I like to sit and watch the wind blow through the trees—new buds, a flowering, leaves shining in the rain, then turning gold and red and finally falling to the ground to be  buried under snowfall, the branches bare and quivering in the wind, everything still until the eternal return, ancient and modern and postmodern all at once, the eternal return. We are the buds, we are the leaves, we fall to the ground, et cetera.

But I may also be hypocritical appreciating the ways of storytelling or artists with their bold canvases and ceramics and displays, the shock of the new (Robert Hughes), music of all kinds, people spinning and dancing, excites the hell out of me. Throw everything overboard and start over. Break it apart and keep going. Do it.

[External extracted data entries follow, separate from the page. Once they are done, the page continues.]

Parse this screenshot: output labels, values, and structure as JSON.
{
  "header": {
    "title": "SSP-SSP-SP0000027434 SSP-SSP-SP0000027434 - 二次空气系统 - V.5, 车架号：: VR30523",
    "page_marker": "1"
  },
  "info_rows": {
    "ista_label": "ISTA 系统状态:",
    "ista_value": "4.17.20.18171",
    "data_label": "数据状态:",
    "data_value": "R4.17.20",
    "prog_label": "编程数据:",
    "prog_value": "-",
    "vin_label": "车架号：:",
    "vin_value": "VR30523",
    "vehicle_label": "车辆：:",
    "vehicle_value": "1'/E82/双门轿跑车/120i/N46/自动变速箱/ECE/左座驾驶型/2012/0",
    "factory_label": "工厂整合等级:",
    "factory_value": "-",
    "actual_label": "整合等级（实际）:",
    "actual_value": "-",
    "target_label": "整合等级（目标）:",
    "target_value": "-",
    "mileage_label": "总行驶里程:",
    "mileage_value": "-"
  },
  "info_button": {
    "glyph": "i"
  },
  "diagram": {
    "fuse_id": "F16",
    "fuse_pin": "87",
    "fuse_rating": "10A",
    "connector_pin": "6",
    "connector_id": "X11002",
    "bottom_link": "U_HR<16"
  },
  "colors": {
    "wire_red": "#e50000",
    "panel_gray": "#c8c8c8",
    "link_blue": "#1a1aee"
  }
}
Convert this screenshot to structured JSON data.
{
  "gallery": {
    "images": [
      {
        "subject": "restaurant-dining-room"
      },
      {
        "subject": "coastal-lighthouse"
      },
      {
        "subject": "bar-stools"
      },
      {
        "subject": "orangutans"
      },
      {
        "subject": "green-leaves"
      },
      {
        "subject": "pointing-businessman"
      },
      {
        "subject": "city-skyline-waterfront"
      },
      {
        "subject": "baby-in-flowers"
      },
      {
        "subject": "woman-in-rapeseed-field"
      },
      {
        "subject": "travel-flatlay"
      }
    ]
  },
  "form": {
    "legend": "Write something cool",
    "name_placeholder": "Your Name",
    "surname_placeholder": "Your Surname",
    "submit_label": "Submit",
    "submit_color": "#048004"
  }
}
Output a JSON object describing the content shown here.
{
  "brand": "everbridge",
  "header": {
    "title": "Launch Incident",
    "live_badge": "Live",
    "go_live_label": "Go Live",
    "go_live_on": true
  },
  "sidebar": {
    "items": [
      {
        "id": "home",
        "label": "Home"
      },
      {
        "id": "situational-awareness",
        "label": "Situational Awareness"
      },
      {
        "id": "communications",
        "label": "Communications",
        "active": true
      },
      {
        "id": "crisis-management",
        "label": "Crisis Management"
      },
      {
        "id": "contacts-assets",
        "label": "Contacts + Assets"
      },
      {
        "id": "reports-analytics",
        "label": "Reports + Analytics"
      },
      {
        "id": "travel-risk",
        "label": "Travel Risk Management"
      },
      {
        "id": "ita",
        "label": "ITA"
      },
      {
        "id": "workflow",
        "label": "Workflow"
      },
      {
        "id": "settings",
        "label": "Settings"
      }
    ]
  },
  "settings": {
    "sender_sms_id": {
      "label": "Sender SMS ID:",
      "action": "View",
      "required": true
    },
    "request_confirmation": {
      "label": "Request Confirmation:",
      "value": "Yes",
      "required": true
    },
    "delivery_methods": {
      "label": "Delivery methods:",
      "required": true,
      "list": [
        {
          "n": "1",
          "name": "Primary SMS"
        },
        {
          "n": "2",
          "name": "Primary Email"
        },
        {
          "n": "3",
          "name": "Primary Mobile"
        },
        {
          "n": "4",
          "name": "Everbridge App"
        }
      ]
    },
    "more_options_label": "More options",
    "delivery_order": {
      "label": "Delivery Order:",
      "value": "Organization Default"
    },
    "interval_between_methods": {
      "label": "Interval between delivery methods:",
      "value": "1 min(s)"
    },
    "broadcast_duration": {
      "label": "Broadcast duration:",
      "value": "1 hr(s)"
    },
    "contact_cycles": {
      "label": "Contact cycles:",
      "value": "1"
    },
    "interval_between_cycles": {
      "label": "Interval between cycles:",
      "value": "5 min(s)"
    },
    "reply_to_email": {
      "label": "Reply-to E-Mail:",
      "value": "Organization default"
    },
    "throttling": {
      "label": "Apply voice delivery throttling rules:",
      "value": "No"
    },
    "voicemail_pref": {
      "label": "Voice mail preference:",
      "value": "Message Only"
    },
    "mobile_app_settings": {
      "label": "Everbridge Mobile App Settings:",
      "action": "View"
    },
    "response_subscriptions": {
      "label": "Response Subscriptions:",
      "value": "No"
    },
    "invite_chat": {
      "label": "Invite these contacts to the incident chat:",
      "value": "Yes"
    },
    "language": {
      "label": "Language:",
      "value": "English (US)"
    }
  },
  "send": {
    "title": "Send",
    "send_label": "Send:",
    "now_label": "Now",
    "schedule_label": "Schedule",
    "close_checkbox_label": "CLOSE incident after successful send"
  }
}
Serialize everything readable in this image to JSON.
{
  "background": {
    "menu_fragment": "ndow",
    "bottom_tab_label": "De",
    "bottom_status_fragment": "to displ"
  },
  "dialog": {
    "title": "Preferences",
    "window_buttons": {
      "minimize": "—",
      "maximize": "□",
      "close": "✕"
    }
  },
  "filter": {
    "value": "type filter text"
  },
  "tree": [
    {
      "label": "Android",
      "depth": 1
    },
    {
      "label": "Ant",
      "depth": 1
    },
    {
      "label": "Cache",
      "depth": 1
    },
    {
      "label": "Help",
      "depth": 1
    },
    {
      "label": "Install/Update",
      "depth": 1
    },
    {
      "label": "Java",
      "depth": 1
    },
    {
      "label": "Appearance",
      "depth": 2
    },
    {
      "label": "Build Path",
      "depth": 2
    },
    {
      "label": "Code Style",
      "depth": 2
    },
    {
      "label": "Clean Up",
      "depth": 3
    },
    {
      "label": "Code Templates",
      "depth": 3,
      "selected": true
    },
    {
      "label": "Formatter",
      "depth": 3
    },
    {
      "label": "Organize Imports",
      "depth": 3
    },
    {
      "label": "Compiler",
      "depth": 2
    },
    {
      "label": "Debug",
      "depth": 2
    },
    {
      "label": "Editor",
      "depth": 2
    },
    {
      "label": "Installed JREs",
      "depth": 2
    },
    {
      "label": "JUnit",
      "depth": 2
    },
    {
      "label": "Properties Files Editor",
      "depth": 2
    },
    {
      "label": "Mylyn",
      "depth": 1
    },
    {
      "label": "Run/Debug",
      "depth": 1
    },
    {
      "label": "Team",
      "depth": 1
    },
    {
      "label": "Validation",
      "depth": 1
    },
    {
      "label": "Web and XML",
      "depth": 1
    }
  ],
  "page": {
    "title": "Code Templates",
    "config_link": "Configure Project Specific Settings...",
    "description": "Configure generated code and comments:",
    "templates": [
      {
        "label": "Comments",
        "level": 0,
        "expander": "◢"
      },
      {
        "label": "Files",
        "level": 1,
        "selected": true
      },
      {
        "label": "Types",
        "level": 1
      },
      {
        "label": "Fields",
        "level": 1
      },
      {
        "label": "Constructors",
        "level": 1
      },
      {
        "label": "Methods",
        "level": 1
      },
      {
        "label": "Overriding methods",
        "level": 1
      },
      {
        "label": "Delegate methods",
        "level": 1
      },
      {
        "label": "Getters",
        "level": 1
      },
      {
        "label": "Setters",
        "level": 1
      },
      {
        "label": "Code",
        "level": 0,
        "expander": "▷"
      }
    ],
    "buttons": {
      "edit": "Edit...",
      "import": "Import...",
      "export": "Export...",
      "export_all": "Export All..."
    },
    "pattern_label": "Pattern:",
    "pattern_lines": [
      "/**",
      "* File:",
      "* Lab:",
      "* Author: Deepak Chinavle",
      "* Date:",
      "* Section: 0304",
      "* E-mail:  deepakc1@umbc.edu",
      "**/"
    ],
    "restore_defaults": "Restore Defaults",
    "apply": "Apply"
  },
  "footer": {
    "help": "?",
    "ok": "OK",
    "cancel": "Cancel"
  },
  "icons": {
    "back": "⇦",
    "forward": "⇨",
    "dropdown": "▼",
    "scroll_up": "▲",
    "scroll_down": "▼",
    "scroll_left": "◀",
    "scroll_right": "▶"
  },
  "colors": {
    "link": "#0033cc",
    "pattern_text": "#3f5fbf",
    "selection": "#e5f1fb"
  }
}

It feels as though we are moving forward when we do this. So I am also a hypocrite, although I still dislike the use of foreground as a verb.

• Journey. Another word we need to abandon. Life as a journey. “My cancer journey as I recover.” Journey as self-discovery. I want us all to disappear into a place before now when we simply lived lives and were not obsessed with our egos and our therapy and our journeys. Sit down on your journey and look around and get past yourself. Help others instead.

• Ultimately, intelligence means little. Cunning is everything.